Canadians do our share of drinking. A report from the Centre for Addiction and Mental Health (CAMH) found that Canadians drink more than 50% above the global average amount of alcohol, and show more harmful binge drinking behaviour than most countries. That adds up to a lot of hangovers.

The team over at Human Resources Magazine estimates that employee hangovers are costing Canadian businesses up to $24 billion a year. Most of this (72%) is due to lost productivity. People just don’t get as much work done when they’re hungover. HR Magazine reports that healthcare costs (11%), crime (9%) and motor vehicle accidents (6%) also add to the financial burden hangovers place on businesses.
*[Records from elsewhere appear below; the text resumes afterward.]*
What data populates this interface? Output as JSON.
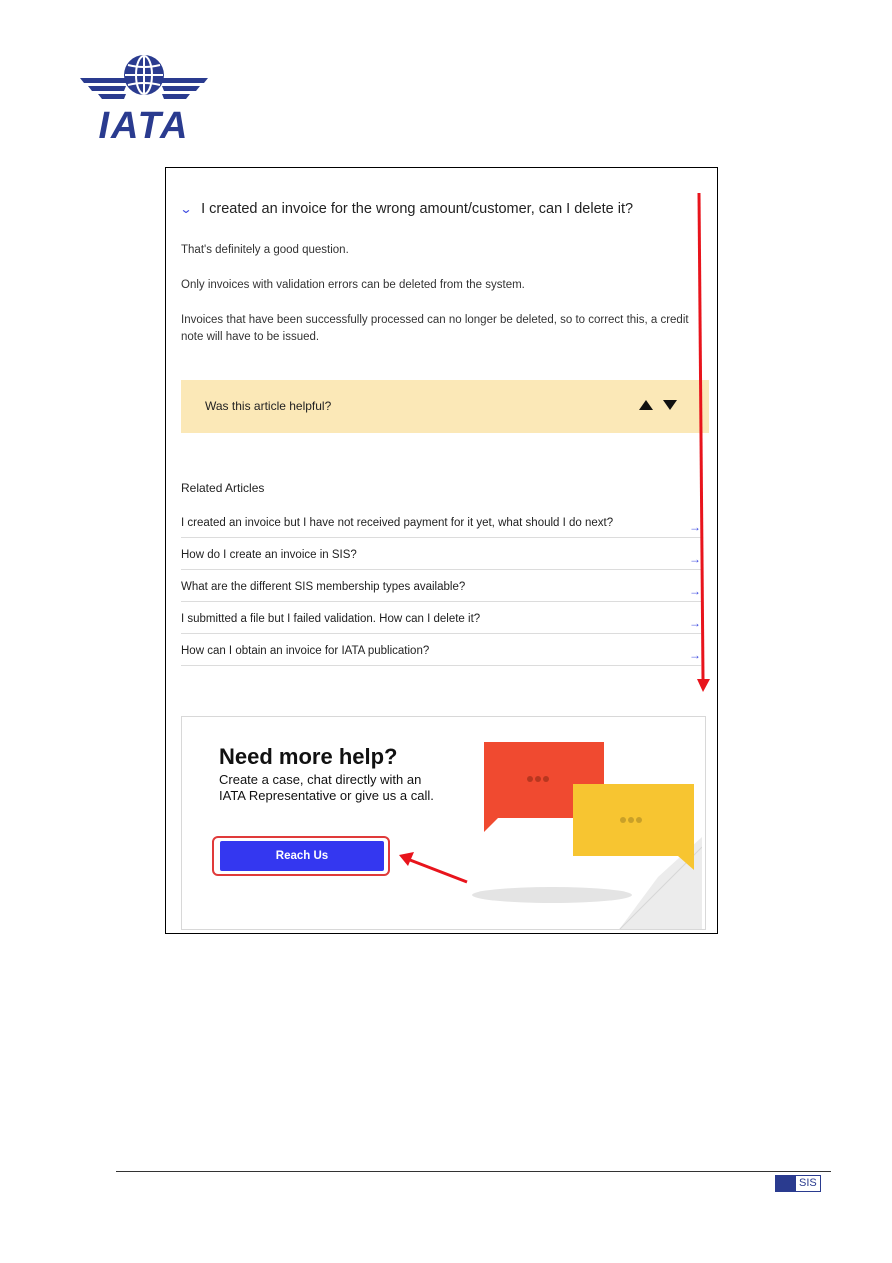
{
  "brand": {
    "logo_text": "IATA",
    "color": "#2a3b8f"
  },
  "faq": {
    "question": "I created an invoice for the wrong amount/customer, can I delete it?",
    "chevron_icon": "chevron-down-icon",
    "answer": [
      "That's definitely a good question.",
      "Only invoices with validation errors can be deleted from the system.",
      "Invoices that have been successfully processed can no longer be deleted, so to correct this, a credit note will have to be issued."
    ]
  },
  "feedback": {
    "question": "Was this article helpful?",
    "upvote_icon": "triangle-up-icon",
    "downvote_icon": "triangle-down-icon",
    "background": "#fbe8b7"
  },
  "related": {
    "title": "Related Articles",
    "items": [
      "I created an invoice but I have not received payment for it yet, what should I do next?",
      "How do I create an invoice in SIS?",
      "What are the different SIS membership types available?",
      "I submitted a file but I failed validation. How can I delete it?",
      "How can I obtain an invoice for IATA publication?"
    ],
    "arrow_glyph": "→"
  },
  "help_card": {
    "title": "Need more help?",
    "description": "Create a case, chat directly with an IATA Representative or give us a call.",
    "button_label": "Reach Us",
    "button_color": "#3437f0"
  },
  "footer": {
    "badge_text": "SIS"
  },
  "annotations": {
    "arrow_color": "#e8141c"
  }
}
Since it is St. Patrick’s Day weekend, we’ve decided to try and save Canadian employers some of that cost by sharing our top tips for avoiding a hangover.
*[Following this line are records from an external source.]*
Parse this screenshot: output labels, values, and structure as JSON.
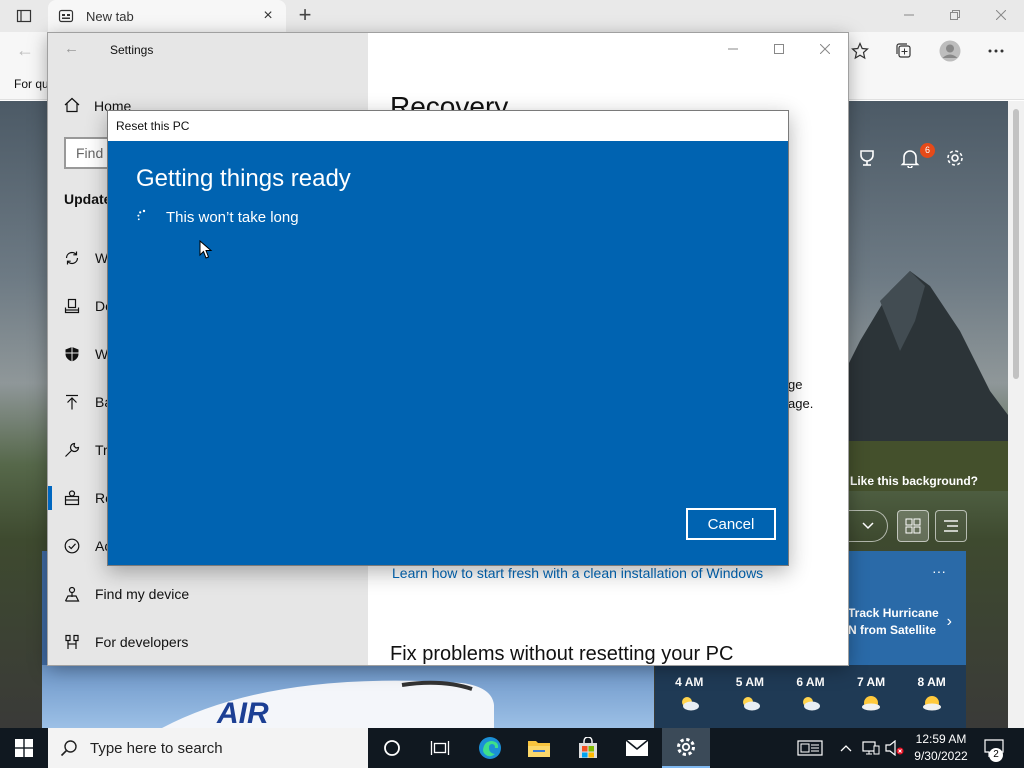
{
  "browser": {
    "tab_title": "New tab",
    "favorites_partial": "For qu",
    "notification_count": "6",
    "like_background": "Like this background?",
    "news_title_line1": "Track Hurricane",
    "news_title_line2": "N from Satellite",
    "weather": [
      {
        "hour": "4 AM",
        "icon": "partly-cloudy-icon"
      },
      {
        "hour": "5 AM",
        "icon": "partly-cloudy-icon"
      },
      {
        "hour": "6 AM",
        "icon": "partly-cloudy-icon"
      },
      {
        "hour": "7 AM",
        "icon": "partly-sunny-icon"
      },
      {
        "hour": "8 AM",
        "icon": "partly-sunny-icon"
      }
    ]
  },
  "settings": {
    "window_title": "Settings",
    "home_label": "Home",
    "search_placeholder": "Find",
    "section_title": "Update",
    "items": [
      {
        "label": "W",
        "icon": "sync-icon"
      },
      {
        "label": "De",
        "icon": "delivery-icon"
      },
      {
        "label": "W",
        "icon": "shield-icon"
      },
      {
        "label": "Ba",
        "icon": "backup-icon"
      },
      {
        "label": "Tr",
        "icon": "wrench-icon"
      },
      {
        "label": "Re",
        "icon": "recovery-icon"
      },
      {
        "label": "Ac",
        "icon": "check-circle-icon"
      },
      {
        "label": "Find my device",
        "icon": "person-pin-icon"
      },
      {
        "label": "For developers",
        "icon": "developer-icon"
      }
    ],
    "page_title": "Recovery",
    "partial_text_line1": "ge",
    "partial_text_line2": "age.",
    "link_text": "Learn how to start fresh with a clean installation of Windows",
    "section2_title": "Fix problems without resetting your PC"
  },
  "dialog": {
    "title": "Reset this PC",
    "heading": "Getting things ready",
    "subtext": "This won’t take long",
    "cancel_label": "Cancel",
    "accent": "#0063b1"
  },
  "taskbar": {
    "search_placeholder": "Type here to search",
    "time": "12:59 AM",
    "date": "9/30/2022",
    "notification_count": "2"
  }
}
  • Drink moderately: Have no more than two or three drinks, spaced out over time.
  • Drink plenty of water: Most of the pain of hangovers comes from being dehydrated. Drinking water along with your alcohol can prevent this.
  • Eat before you drink: Having food in your system slows down your body’s absorption of the alcohol making it take longer to reach your blood stream.
  • Sleep in: If you have a big party planned, use a vacation day to take the following day off rather than trying to make it through the workday while nursing a hangover.
  • Be young: A recent study found that hangovers are much worse on people between 40 and 50 than on those in their 20’s and 30’s. (And this writer who recently turned 40 can attest to that – I used to be able to close down bars and be at work in the morning like nothing happened. I can no longer do that, and it’s been years since I’ve heard the words, “last call.”)

Oh, and back to the Twitter study. People should stop tweeting about their hangovers and being late for work. As we reported earlier, 47% of employers say that they are turned off by candidates mentioning their excessive consumption of alcohol on social media. (And almost all employers surveyed said that they will be looking up candidates social media profiles before hiring them.

So please, drink responsibly – and share smartly. Happy St. Patrick’s Day!